Breiman traded a small amount of individual accuracy for a large amount of decorrelation, and the trade is overwhelmingly profitable. That is the whole paper.
The free lunch: out-of-bag error
There is a lovely bonus that falls out of the design. Because each tree is trained on a bootstrap resample, roughly a third of the data is left out of any given tree's training set. Those left-out observations are, for that tree, a genuine held-out test set.
So you can estimate the forest's generalization error without a separate validation set at all: for each data point, ask only the trees that never saw it. This is called the out-of-bag error, and it means a random forest tells you how good it is, for free, as a side effect of how it was built.
Why it mattered
- It works, immediately, on almost anything. Random forests are famously the strongest thing you can get with the least effort. Little tuning, no feature scaling, robust to outliers, handles mixed data types, does not fall over with more features than observations. For twenty years the professional advice for any new prediction problem has been "run a random forest first and see what you get."
- It gave finance a non-linear tool that does not immediately overfit. This is a big deal in a field where the signal-to-noise ratio is brutal. Forests capture interactions between features automatically, which linear regressions cannot, without the runaway overfitting that a single deep tree would produce. Gu, Kelly and Xiu found trees among the best performers in their machine learning horse race for stock returns.
- It made variable importance routine. The forest can measure how much each feature contributes, by checking how much accuracy degrades when you scramble that feature. It is a crude tool, and it can mislead, but it is far better than the nothing you get from a neural network.

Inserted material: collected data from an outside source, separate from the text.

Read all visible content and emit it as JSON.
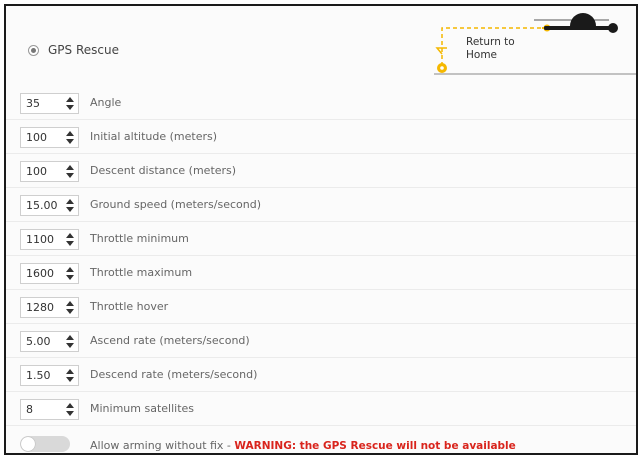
{
  "section": {
    "radio_label": "GPS Rescue",
    "rth_label_line1": "Return to",
    "rth_label_line2": "Home"
  },
  "settings": [
    {
      "value": "35",
      "label": "Angle"
    },
    {
      "value": "100",
      "label": "Initial altitude (meters)"
    },
    {
      "value": "100",
      "label": "Descent distance (meters)"
    },
    {
      "value": "15.00",
      "label": "Ground speed (meters/second)"
    },
    {
      "value": "1100",
      "label": "Throttle minimum"
    },
    {
      "value": "1600",
      "label": "Throttle maximum"
    },
    {
      "value": "1280",
      "label": "Throttle hover"
    },
    {
      "value": "5.00",
      "label": "Ascend rate (meters/second)"
    },
    {
      "value": "1.50",
      "label": "Descend rate (meters/second)"
    },
    {
      "value": "8",
      "label": "Minimum satellites"
    }
  ],
  "arming": {
    "label": "Allow arming without fix - ",
    "warning": "WARNING: the GPS Rescue will not be available",
    "enabled": false
  },
  "colors": {
    "accent": "#f5b800",
    "warning": "#d9241c",
    "toggle_off": "#d9d9d9"
  },
  "icons": {
    "radio": "radio-button-icon",
    "spinner": "spinner-arrows-icon",
    "rth": "return-to-home-icon"
  }
}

- It cemented ensembling as a first-class idea. The lesson that many weak, diverse models beat one strong one now underpins gradient boosting, model stacking, and much of modern applied machine learning.
The honest limitations
- It is still a black box, just a more polite one. A single decision tree is interpretable. Five hundred averaged trees are not. Variable importance scores give you a rough sense of what matters, but they are unreliable when features are correlated (which, in finance, they always are), and they tell you nothing about the shape of the relationship.
- It cannot extrapolate. At all. A forest's prediction is always an average of training labels, so it can never predict a value outside the range it has seen. For a market entering a genuinely unprecedented regime, this is a real and dangerous limitation.
- The default version has no idea time exists. Bagging assumes your observations are exchangeable, which means it will cheerfully build trees that train on 2020 data and predict 2015. Applied naively to financial time series, a random forest will leak the future into the past and produce a backtest that is pure fantasy. You have to impose the time structure yourself, with proper walk-forward or purged cross-validation.
- Noise is its enemy, and finance is mostly noise. Forests do very well when there is real structure to find. When the signal-to-noise ratio is as bad as it is in return prediction, even a forest will spend most of its capacity fitting noise. It degrades gracefully, but it degrades.
- Boosting usually beats it now. For pure predictive accuracy on tabular data, gradient boosted trees (XGBoost and its descendants) have generally overtaken random forests. The forest's advantage is that it is much harder to misuse.
The one-line takeaway
Breiman showed that the way to fix an unstable predictor is not to make it more careful but to build hundreds of them, deliberately hobble each one by hiding most of the features at every split so they are forced to disagree, and average the results, because averaging cancels errors only when the errors are different.